Suatu sore, Alan jatuh keras saat mencoba berjalan tanpa alat bantu. Ia memekik, hampir menangis. Fisioterapis hendak menolong, tapi Miko lebih dulu mendekat, meraih lengannya.
“Jangan menyerah, Alan! Kalau kau jatuh, bangkit lagi. Papa tahu kau bisa.”
Alan menatap wajah Miko dengan air mata mengalir. Ada sesuatu yang bergetar di dadanya. Kata-kata itu sama seperti yang dulu sering dikatakan Mama. Hanya saja, kali ini keluar dari mulut seorang pria yang masih asing baginya.
___
Meski perlahan membaik, hati Alan tetap hampa. Setiap malam, ia menulis di buku kecil yang disembunyikannya.

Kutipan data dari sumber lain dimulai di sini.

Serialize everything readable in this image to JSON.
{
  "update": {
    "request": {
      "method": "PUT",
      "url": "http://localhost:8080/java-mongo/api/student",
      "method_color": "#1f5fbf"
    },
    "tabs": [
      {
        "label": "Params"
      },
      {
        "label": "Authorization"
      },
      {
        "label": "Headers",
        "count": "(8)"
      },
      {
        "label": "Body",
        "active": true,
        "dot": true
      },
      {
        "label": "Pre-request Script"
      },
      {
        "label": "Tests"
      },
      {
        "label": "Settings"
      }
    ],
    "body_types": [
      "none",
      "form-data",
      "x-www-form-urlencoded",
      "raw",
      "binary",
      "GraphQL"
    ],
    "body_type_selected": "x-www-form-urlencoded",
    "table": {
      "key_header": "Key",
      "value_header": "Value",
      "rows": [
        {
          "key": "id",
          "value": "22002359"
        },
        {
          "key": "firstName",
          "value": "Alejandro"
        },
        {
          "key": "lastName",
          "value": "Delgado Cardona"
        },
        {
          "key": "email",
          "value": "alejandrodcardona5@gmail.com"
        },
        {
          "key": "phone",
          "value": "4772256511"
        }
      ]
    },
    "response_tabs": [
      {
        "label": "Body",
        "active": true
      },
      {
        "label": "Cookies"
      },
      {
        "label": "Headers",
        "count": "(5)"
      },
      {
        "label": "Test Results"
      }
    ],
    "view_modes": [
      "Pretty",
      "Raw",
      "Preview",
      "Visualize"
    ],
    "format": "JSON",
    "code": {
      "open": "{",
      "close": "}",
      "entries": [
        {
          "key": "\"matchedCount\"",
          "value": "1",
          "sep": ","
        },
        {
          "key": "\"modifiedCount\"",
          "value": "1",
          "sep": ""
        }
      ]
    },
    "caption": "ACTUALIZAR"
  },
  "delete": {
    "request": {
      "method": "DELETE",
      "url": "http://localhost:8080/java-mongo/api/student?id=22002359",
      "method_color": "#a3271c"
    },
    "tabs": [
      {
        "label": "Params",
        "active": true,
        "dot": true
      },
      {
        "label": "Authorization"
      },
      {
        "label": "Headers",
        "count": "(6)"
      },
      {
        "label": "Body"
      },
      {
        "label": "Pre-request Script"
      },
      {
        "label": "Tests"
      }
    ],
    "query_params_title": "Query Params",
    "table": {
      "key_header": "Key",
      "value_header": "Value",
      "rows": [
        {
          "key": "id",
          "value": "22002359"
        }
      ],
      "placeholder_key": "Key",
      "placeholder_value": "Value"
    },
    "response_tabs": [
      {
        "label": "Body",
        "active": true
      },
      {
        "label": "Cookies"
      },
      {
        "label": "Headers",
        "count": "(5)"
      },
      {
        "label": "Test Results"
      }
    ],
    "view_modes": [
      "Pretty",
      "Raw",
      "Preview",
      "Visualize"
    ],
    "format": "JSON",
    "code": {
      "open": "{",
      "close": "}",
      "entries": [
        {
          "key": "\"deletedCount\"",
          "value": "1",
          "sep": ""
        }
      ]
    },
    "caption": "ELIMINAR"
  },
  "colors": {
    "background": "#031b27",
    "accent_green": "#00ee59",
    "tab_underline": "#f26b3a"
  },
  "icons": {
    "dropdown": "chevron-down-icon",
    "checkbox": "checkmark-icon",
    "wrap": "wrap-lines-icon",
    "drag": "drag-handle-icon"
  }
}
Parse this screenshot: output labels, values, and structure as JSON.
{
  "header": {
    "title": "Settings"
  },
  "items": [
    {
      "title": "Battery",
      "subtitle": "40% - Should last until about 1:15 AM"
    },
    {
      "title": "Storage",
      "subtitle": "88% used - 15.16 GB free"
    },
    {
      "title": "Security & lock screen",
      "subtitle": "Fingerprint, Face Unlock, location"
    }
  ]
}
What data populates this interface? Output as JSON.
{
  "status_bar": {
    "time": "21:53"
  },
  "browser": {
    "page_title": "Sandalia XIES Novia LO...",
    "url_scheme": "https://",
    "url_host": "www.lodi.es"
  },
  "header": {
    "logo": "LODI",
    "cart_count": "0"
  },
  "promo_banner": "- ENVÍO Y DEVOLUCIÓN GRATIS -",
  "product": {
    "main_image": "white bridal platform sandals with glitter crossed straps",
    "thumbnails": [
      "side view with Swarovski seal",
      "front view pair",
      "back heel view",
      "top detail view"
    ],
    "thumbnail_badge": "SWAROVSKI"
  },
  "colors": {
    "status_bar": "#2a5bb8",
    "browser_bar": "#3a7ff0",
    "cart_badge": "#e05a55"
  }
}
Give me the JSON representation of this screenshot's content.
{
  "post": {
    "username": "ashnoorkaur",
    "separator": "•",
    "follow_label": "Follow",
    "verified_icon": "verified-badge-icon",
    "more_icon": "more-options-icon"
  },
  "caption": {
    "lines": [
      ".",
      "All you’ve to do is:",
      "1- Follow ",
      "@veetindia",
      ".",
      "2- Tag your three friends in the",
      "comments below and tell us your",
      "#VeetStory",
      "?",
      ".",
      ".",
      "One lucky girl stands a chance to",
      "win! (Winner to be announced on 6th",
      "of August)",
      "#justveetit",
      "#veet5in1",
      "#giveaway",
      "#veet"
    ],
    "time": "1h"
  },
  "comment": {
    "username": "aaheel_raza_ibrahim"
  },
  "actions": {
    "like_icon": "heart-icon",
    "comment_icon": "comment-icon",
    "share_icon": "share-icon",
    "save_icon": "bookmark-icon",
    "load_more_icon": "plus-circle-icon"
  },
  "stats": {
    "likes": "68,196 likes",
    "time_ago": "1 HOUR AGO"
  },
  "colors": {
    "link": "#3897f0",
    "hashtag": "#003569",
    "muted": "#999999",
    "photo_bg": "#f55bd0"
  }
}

Hari ini aku bisa berjalan tiga langkah. Mama, Chesna, kalian pasti bangga. Tapi aku ingin kalian ada di sini. Aku ingin pulang.
Kadang, ia menempelkan kertas itu di jendela, berharap angin bisa membawanya sampai ke rumah kecil yang dulu ia tinggali bersama Rania dan Chesna.
Bulan demi bulan berlalu. Alan makin kuat, makin mampu berjalan tanpa tongkat. Tapi keceriaan tak juga kembali ke wajahnya. Di hadapan Miko, ia sopan dan menurut. Di hadapan Nyonya Mia, ia diam dan menjaga jarak. Hanya pada Lila, ia bisa tersenyum tulus.
Namun, jauh di lubuk hatinya, ia merasa seperti burung yang dipaksa tinggal di sangkar emas. Kakinya boleh sembuh, tapi hatinya tetap terbelenggu kerinduan pada Mama dan Chesna.
___
Bersambung... guys, jangan lupa tambahkan cerita ini ke favorit kalian ya... aku bakal up setiap hari 3 kali kayak minum obat. Sehat2 ya kalian...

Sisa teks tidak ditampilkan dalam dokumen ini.